On 20 December 2024, the House of Lords’ Financial Services Regulation Committee published a letter it had sent to the FCA’s Chief Executive, Nikhil Rathi, responding to his previous letter regarding motor finance commission.
The letter notes that the Committee is considering the implications of the recent decision to grant leave to appeal to the Supreme Court in the cases of Hopcraft, Johnson, and Wrench. It also notes the FCA’s intention, now that the decision to appeal has been granted, to ask the Supreme Court to allow the FCA to share its expertise with the Court.
The letter adds that ordinarily, recent developments would require Parliament to engage its rules on sub judice which usually requires the House to abstain from discussing cases to be decided in the UK’s courts. However, given the importance of the issues raised by this litigation, the Lord Speaker has granted a waiver of the sub judice rule to enable the Committee to continue this correspondence notwithstanding the active proceedings in the case.
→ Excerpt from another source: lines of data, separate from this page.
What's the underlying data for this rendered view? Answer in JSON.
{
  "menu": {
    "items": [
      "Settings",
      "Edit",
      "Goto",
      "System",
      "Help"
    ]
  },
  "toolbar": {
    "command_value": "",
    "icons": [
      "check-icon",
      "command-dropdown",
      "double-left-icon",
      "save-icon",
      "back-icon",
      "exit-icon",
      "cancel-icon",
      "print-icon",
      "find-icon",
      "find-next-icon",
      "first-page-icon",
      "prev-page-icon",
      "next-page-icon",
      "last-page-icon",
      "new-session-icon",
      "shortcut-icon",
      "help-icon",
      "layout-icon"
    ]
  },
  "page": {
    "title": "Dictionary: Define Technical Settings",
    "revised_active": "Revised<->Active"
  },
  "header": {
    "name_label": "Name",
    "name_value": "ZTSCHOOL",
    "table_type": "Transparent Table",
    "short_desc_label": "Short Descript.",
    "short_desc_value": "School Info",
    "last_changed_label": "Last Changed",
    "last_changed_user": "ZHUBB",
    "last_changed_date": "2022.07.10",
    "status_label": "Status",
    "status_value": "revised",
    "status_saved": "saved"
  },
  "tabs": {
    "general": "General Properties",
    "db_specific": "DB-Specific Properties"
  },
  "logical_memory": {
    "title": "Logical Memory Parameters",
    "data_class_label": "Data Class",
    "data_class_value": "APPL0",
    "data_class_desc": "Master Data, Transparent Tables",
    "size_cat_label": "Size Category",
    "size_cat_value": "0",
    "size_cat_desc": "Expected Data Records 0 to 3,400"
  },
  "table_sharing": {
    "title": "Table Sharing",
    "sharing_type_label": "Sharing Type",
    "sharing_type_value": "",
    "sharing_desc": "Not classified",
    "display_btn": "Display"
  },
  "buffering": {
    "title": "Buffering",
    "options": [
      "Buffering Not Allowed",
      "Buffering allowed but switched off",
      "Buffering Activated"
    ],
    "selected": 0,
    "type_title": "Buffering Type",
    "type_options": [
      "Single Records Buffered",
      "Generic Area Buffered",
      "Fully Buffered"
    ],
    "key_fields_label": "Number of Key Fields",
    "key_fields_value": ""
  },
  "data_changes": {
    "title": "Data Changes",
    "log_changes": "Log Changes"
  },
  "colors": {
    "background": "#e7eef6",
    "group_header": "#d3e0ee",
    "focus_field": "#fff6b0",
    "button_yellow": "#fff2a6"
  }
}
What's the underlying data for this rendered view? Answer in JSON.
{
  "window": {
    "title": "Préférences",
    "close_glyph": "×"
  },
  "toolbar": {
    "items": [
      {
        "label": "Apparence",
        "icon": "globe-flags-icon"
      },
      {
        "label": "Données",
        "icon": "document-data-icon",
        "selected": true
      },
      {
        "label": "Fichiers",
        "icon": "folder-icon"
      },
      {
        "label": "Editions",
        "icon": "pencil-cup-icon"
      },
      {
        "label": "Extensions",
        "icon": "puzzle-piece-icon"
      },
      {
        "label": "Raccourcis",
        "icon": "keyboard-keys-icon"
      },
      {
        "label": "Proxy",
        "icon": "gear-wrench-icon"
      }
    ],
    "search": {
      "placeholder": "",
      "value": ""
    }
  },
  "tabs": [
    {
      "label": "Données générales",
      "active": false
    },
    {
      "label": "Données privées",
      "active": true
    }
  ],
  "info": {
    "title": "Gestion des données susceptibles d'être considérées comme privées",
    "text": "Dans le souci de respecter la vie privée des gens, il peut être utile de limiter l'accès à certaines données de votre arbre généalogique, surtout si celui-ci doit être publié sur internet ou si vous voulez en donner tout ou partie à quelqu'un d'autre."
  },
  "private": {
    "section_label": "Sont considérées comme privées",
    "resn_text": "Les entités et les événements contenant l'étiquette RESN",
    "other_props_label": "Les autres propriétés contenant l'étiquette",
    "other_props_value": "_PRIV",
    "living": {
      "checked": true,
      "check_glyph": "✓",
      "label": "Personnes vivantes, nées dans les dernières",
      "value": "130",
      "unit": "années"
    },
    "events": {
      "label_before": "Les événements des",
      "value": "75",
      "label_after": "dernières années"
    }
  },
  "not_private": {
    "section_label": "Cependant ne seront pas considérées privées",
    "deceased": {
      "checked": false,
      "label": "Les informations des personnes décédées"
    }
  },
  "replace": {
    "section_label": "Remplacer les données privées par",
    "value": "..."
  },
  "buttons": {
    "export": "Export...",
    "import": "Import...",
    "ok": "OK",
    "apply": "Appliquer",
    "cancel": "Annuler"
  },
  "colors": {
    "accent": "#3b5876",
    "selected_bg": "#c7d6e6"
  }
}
In the letter the Committee asks if it could understand / receive from Mr Rathi:
- The relevant FCA Rules and Principles concerning both discretionary and fixed commissions.
- Whether the FCA took legal advice both in connection with its decision to ban discretionary commission arrangements (which it did in 2021) and in connection with the Rules/Principles referred to in 1. above? If so, and in each case, when and from whom was that advice sought? And, if it was sought/given, please provide in full the evidence of that advice.